I know the feeling all too well of turning up to a relative stranger’s house for drinks before a night out, on the off chance I might strike gold and meet my new BF, in the same way that I know what it feels like to say yes to anything, and to promise myself I won’t get upset about having no plans on a Saturday night while all my friends in Mumbai are together on a ladies night.
From trying to befriend the yogis in my gym class, to tagging along to a colleague’s book group, I’ve tried everything. For some reason, before I arrived in Bengaluru, I thought that meeting and making new, great girlfriends would be easy—despite the fact that I’ve never actively had to seek out new friends in the past.
“Humans are social animals—we’re designed to attach to other humans,” explains clinical psychologist Gemma Cribb. “When we feel well-attached and comfortable that we have people around us who care about us and want to share their time with us, we experience increased well-being, self-esteem, life satisfaction and a sense of meaning or purpose. And conversely, if we lose friends, we can often feel disconnected, alone and alienated.
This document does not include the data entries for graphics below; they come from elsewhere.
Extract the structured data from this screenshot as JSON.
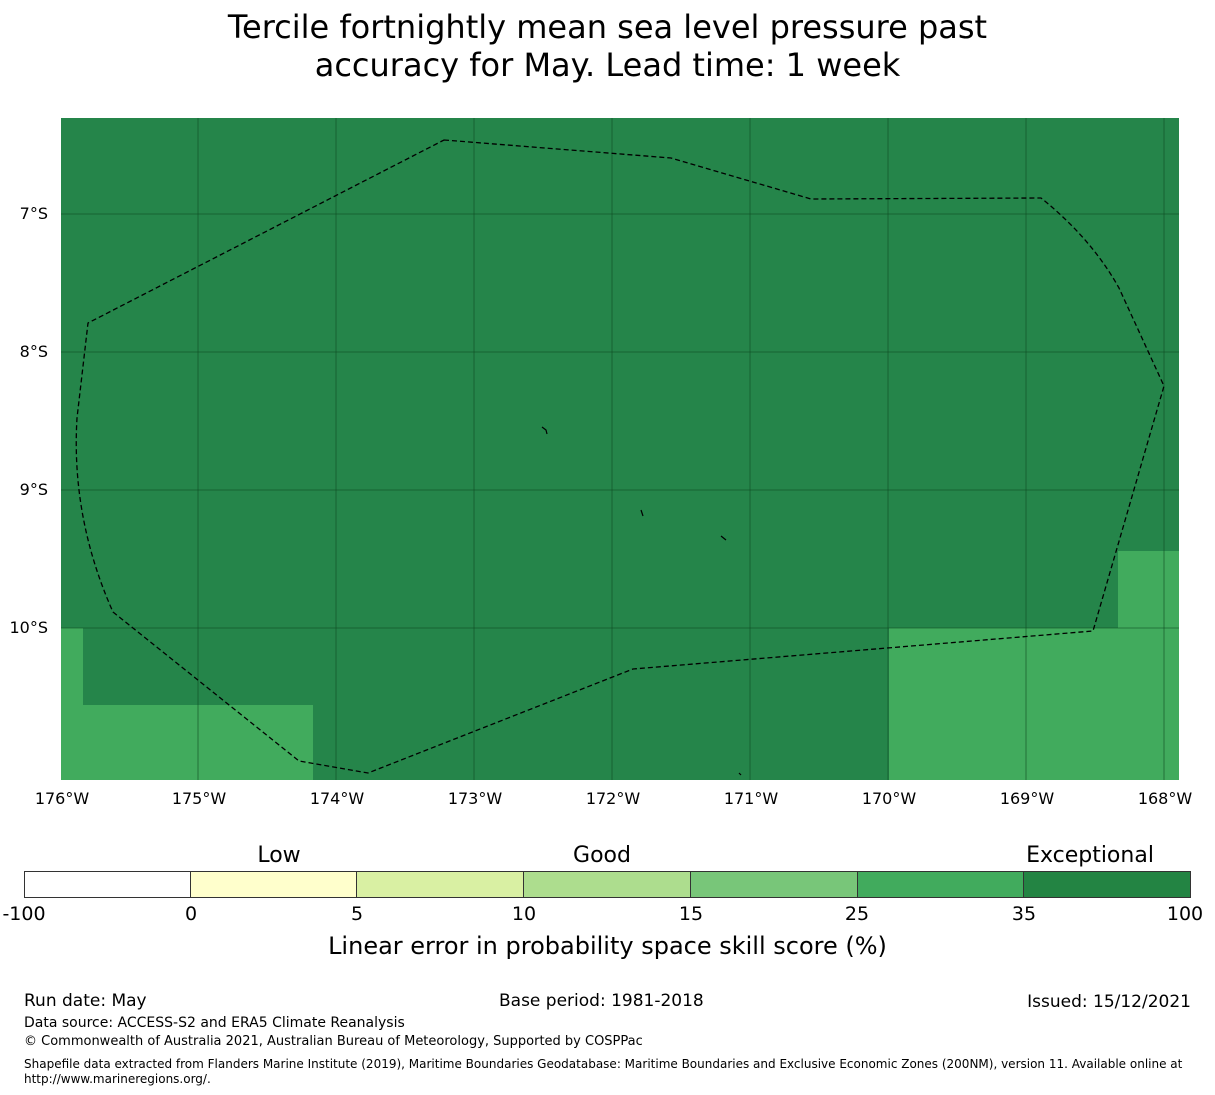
{
  "title": {
    "line1": "Tercile fortnightly mean sea level pressure past",
    "line2": "accuracy for May. Lead time: 1 week"
  },
  "map": {
    "background_color": "#25854a",
    "lat_labels": [
      "7°S",
      "8°S",
      "9°S",
      "10°S"
    ],
    "lon_labels": [
      "176°W",
      "175°W",
      "174°W",
      "173°W",
      "172°W",
      "171°W",
      "170°W",
      "169°W",
      "168°W"
    ],
    "grid": true,
    "boundary_style": "dashed"
  },
  "colorbar": {
    "categories": [
      "Low",
      "Good",
      "Exceptional"
    ],
    "ticks": [
      "-100",
      "0",
      "5",
      "10",
      "15",
      "25",
      "35",
      "100"
    ],
    "colors": [
      "#ffffff",
      "#ffffcc",
      "#d9f0a3",
      "#addd8e",
      "#78c679",
      "#41ab5d",
      "#238443"
    ],
    "title": "Linear error in probability space skill score (%)"
  },
  "footer": {
    "run_date": "Run date: May",
    "base_period": "Base period: 1981-2018",
    "issued": "Issued: 15/12/2021",
    "data_source": "Data source: ACCESS-S2 and ERA5 Climate Reanalysis",
    "copyright": "© Commonwealth of Australia 2021, Australian Bureau of Meteorology, Supported by COSPPac",
    "shapefile_line1": "Shapefile data extracted from Flanders Marine Institute (2019), Maritime Boundaries Geodatabase: Maritime Boundaries and Exclusive Economic Zones (200NM), version 11. Available online at",
    "shapefile_line2": "http://www.marineregions.org/."
  }
}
Friendships are so essential to a well-balanced life.”
After six months of blind friend dates, adding near-strangers on Facebook, turning up to every party I get invited to, and actively looking to befriend any female I speak to, I have learnt a great many things.
Firstly, that there are women out there who want to be my friend as much as I want to be theirs. And while you do run the risk of being rejected by putting yourself out there, it’s clear that I’m not the only one who feels lonely, for whatever reason. On the whole, it is possible to meet new people, even in your 30s when friendships seem long-established and already set firmly in stone. You just have to work a little harder for it.
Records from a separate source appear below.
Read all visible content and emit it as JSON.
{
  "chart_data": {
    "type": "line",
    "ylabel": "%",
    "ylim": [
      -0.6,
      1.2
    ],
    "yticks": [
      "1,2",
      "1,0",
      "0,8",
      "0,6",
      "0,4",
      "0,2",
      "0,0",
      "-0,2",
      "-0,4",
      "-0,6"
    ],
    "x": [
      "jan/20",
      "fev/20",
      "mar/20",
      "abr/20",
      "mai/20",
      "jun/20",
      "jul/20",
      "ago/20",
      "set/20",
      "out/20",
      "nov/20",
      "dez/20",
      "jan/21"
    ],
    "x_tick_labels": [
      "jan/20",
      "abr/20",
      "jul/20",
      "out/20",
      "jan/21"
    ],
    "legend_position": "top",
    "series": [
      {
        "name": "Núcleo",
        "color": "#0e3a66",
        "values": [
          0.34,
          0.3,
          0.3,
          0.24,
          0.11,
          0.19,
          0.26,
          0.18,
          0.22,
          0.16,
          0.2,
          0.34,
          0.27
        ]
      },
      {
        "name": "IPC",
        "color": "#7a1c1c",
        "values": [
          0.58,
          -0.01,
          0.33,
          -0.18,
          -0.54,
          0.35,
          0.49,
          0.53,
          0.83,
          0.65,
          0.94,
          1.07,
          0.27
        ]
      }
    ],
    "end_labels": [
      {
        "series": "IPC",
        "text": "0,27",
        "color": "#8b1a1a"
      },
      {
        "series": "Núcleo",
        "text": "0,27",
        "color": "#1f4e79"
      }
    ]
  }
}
Secondly, women are way more difficult to befriend than men are. While men, on the whole, are pretty straight to the point, a woman will simply fob you off with platitudes and niceties, even if she has no real intention of following up on those drinks or dinner. All-female groups are the most impenetrable of all. After all, with their in-jokes and years of shared experiences, why would they even want—or need—a new member?
But lastly, weirdly enough, I feel more relaxed than I’ve ever felt. I now revel in the fact that I no longer have to squash seeing two million people into my dairy each and every week, and I don’t have to go to some drinks thing just because I ought to. I’ve rediscovered that the journalist in me likes meeting new people, craves hearing about different experiences, and finds it easy to make new friends now that I’m truly being myself without the pressure I lumped onto a friend-finding mission as soon as I landed. I’m less tense, less obsessive about being perceived as this über-busy, über-popular Superwoman, and if all that doesn’t make me radiate #SqaudGoals to other women when they meet me, then, quite frankly I don’t know what will.